Linas Danilevicius said:


> Congrats to Tim Milligan for the RJ for Shug in the Derby; Connie's JAM in the Open; and Onyx's JAM in the Derby!
> 
> Best regards,
> 
> Linas


Congrats to Tim, Jan, Bobby Shanna and Christine. Also to Tim Kreher and Shade on the Qual win and to Tim, Shannon and Bones on the Jam.


----------



## Blackdog (Feb 12, 2010)

Good Job by Jeff Horsley in the Open, a 4th and 2 jams with young dogs.... Congrulations....


----------



## JusticeDog (Jul 3, 2003)

TimThurby said:


> *Open Results:*
> *3rd #71 Lucky If He Makes It O/Jason & Leslie Fleming H/Jason*
> *Amateur Results:*
> 2nd #29 FC AFC Wild Wings Girl's Best Friend O/H Jimmie Darnell
> ...


What a great group of results. Congrats to all, but Jason Fleming had to carry home two ribbons on the same dog this weekend! Congrats to him!

*And Jimmie Darnell- another fine amateur trainer is racking up the results! *

Tim Kreher- Congrats to one of the hardest working land managers!

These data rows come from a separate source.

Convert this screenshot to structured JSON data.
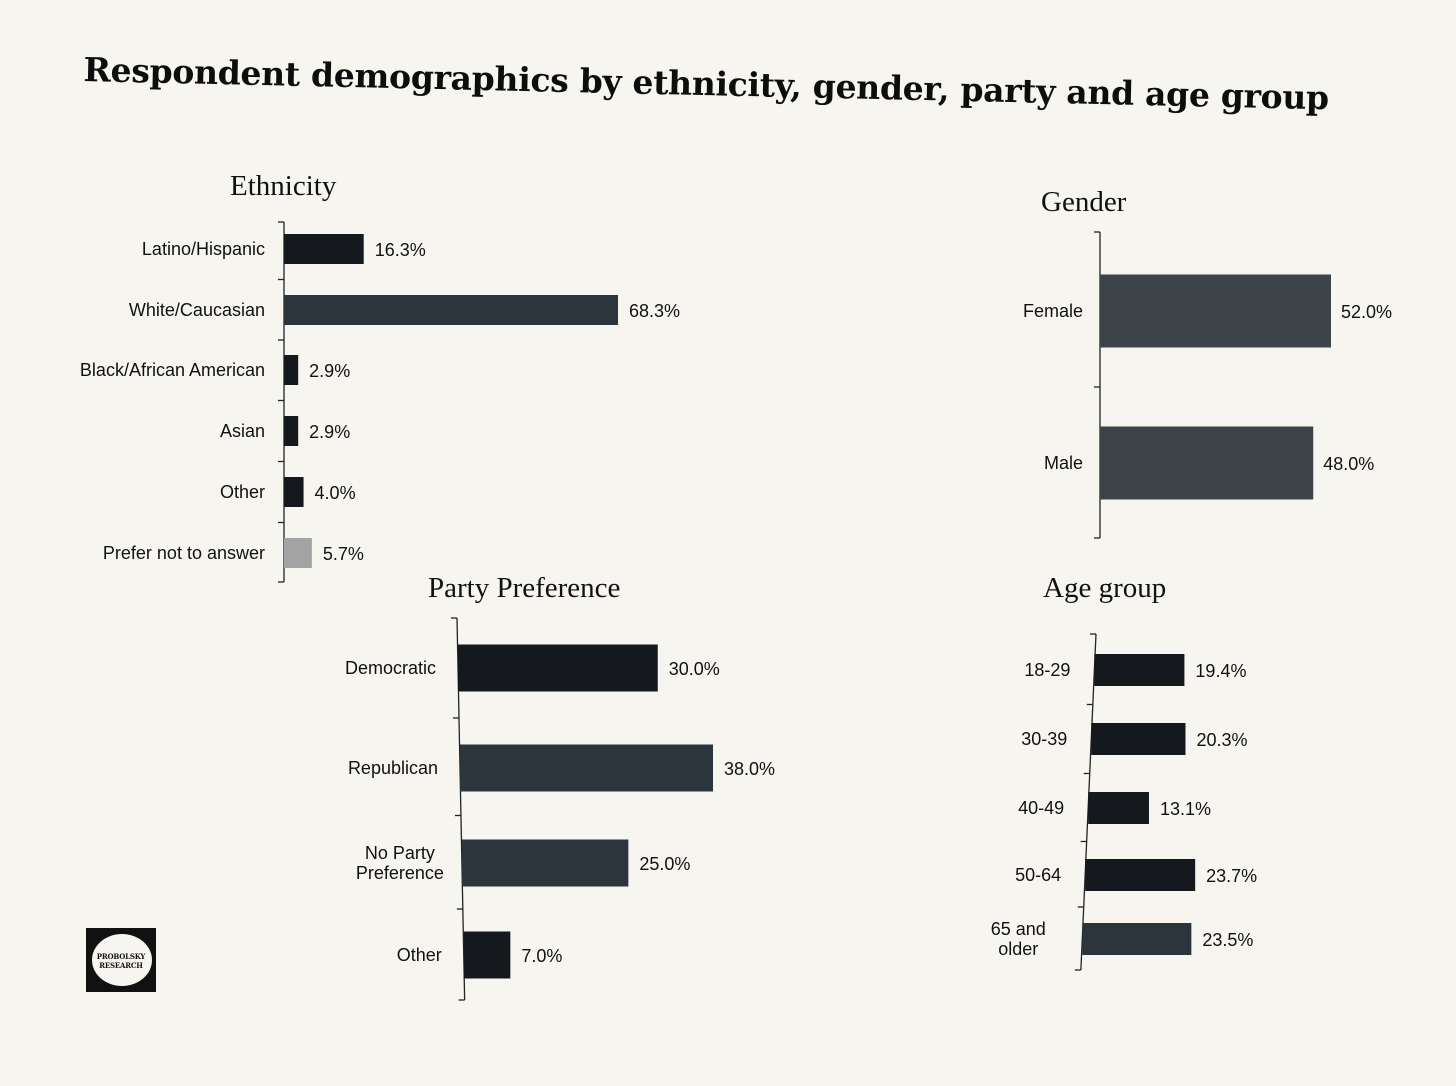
{
  "title": "Respondent demographics by ethnicity, gender, party and age group",
  "logo": {
    "line1": "PROBOLSKY",
    "line2": "RESEARCH"
  },
  "colors": {
    "bar_dark": "#15191e",
    "bar_slate": "#2c353c",
    "bar_gray": "#a3a3a3",
    "gender_bar": "#3c444a",
    "gender_label": "#3a3a3a"
  },
  "chart_data": [
    {
      "id": "ethnicity",
      "type": "bar",
      "orientation": "horizontal",
      "title": "Ethnicity",
      "categories": [
        "Latino/Hispanic",
        "White/Caucasian",
        "Black/African American",
        "Asian",
        "Other",
        "Prefer not to answer"
      ],
      "values": [
        16.3,
        68.3,
        2.9,
        2.9,
        4.0,
        5.7
      ],
      "labels": [
        "16.3%",
        "68.3%",
        "2.9%",
        "2.9%",
        "4.0%",
        "5.7%"
      ],
      "unit": "%",
      "xlim": [
        0,
        68.3
      ],
      "grid": false,
      "bar_colors": [
        "#15191e",
        "#2c353c",
        "#15191e",
        "#15191e",
        "#15191e",
        "#a3a3a3"
      ]
    },
    {
      "id": "gender",
      "type": "bar",
      "orientation": "horizontal",
      "title": "Gender",
      "categories": [
        "Female",
        "Male"
      ],
      "values": [
        52.0,
        48.0
      ],
      "labels": [
        "52.0%",
        "48.0%"
      ],
      "unit": "%",
      "xlim": [
        0,
        52.0
      ],
      "grid": false,
      "bar_colors": [
        "#3c444a",
        "#3c444a"
      ]
    },
    {
      "id": "party",
      "type": "bar",
      "orientation": "horizontal",
      "title": "Party Preference",
      "categories": [
        [
          "Democratic"
        ],
        [
          "Republican"
        ],
        [
          "No Party",
          "Preference"
        ],
        [
          "Other"
        ]
      ],
      "values": [
        30.0,
        38.0,
        25.0,
        7.0
      ],
      "labels": [
        "30.0%",
        "38.0%",
        "25.0%",
        "7.0%"
      ],
      "unit": "%",
      "xlim": [
        0,
        38.0
      ],
      "grid": false,
      "bar_colors": [
        "#15191e",
        "#2c353c",
        "#2c353c",
        "#15191e"
      ]
    },
    {
      "id": "age",
      "type": "bar",
      "orientation": "horizontal",
      "title": "Age group",
      "categories": [
        [
          "18-29"
        ],
        [
          "30-39"
        ],
        [
          "40-49"
        ],
        [
          "50-64"
        ],
        [
          "65 and",
          "older"
        ]
      ],
      "values": [
        19.4,
        20.3,
        13.1,
        23.7,
        23.5
      ],
      "labels": [
        "19.4%",
        "20.3%",
        "13.1%",
        "23.7%",
        "23.5%"
      ],
      "unit": "%",
      "xlim": [
        0,
        23.7
      ],
      "grid": false,
      "bar_colors": [
        "#15191e",
        "#15191e",
        "#15191e",
        "#15191e",
        "#2c353c"
      ]
    }
  ]
}
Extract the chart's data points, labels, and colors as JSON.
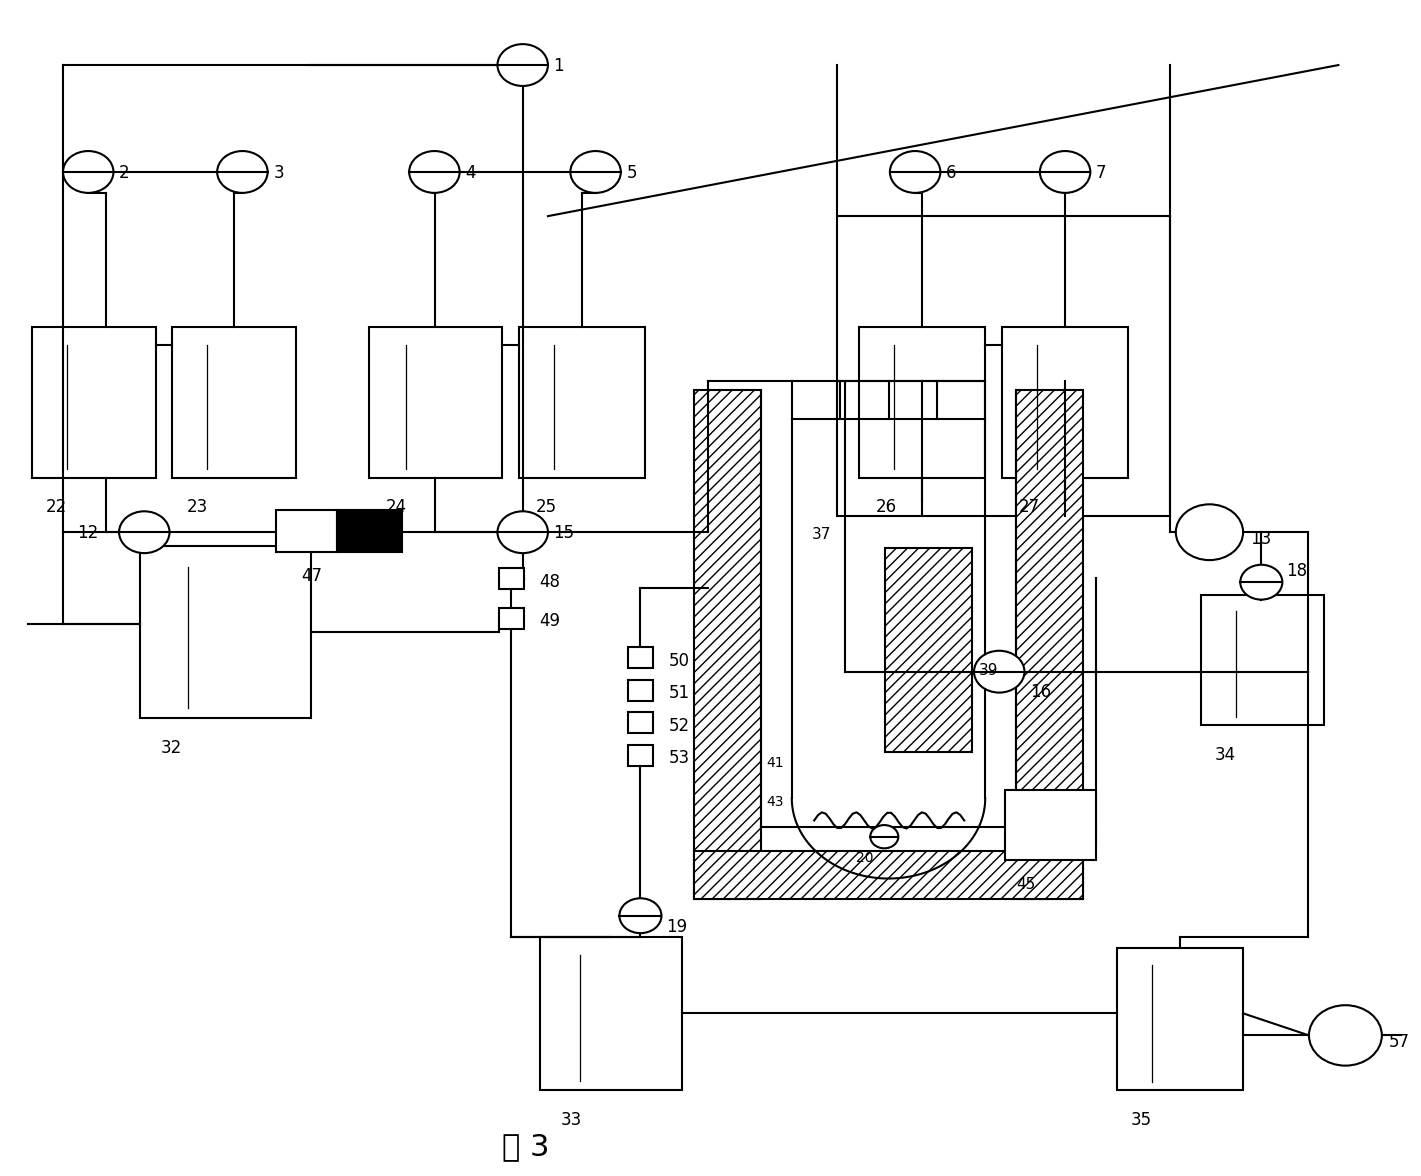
{
  "bg": "#ffffff",
  "lc": "#000000",
  "lw": 1.5,
  "title": "图 3"
}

And to Baby Trae- Yeah, QAA!!!!!!! your momma really loves you now! (although I don't know how she could love you anymore than she already did)!


----------



## captain2560 (Jan 23, 2007)

Congrats to Tim Kerher and shade for their 2nd qualifying win.


----------



## Jim Harvey (Feb 7, 2007)

Great Job, Dick and Charlette with Trae!


----------



## BB123 (Dec 14, 2008)

CONGRATS Mark Miles - - Looks like you had a great weekend


----------



## john h. (Oct 15, 2007)

Congratulations to Mike, Jimmy, Tim but especially Lou. Back to back open wins for Duke is truly amazing and Lou handled him to this win. I feel lucky to have a pup out of Duke's breeding to Joey's FC, Sue.


----------



## vanman (Sep 26, 2007)

nice going Mike ,Ann and the CREW.....


----------